Peut on dire que nous existons en tant qu’individu alors que rien de ce qui constitue cet individu ne lui appartient ? Alors qu’il ne constitue qu’une confluence, qu’un lieu de rencontre particulier des autres ? Notre mort n’est-elle pas en définitive la mort des autres ?
Cette idée s’exprime parfaitement par la douleur que nous ressentons à la perte d’un être cher. Cet être cher, nous l’avons introduit, il s’est introduit, au cours des années dans nos habitudes, dans nos pensées, dans notre sensibilité, en un mot dans notre système nerveux. Il fait partie de notre petite sphère personnelle. Les relations innombrables établies entre lui et nous, et que nous avions intériorisées, font de lui une partie intégrante de nous-mêmes. La douleur de sa perte est ressentie comme une amputation.
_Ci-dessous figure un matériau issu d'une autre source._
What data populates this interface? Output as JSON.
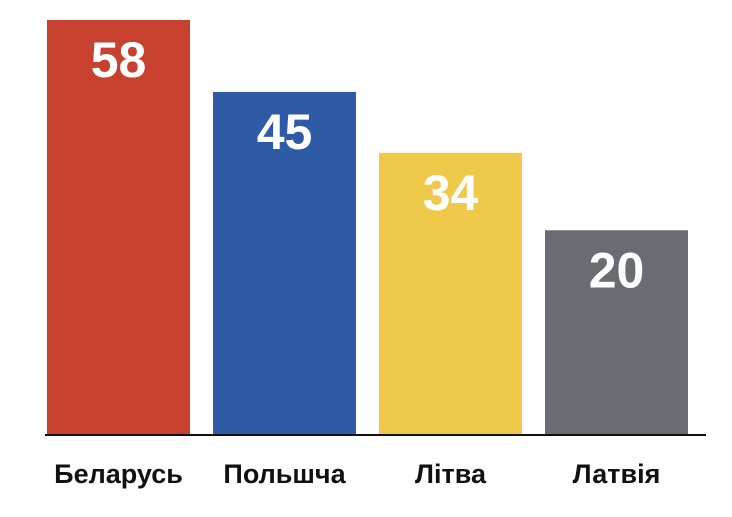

Nous pleurons cette partie de lui qui était en nous et qui était nécessaire à notre fonctionnement harmonieux.
Mais en même temps, tout ce qui s’était incrusté en nous, reste en nous et nous le communiquerons à ceux qui nous suivront, assurant ainsi, par la transmission et l’enrichissement des idées de l’être cher, la seule façon qu’il ait de survivre, de ne pas mourir.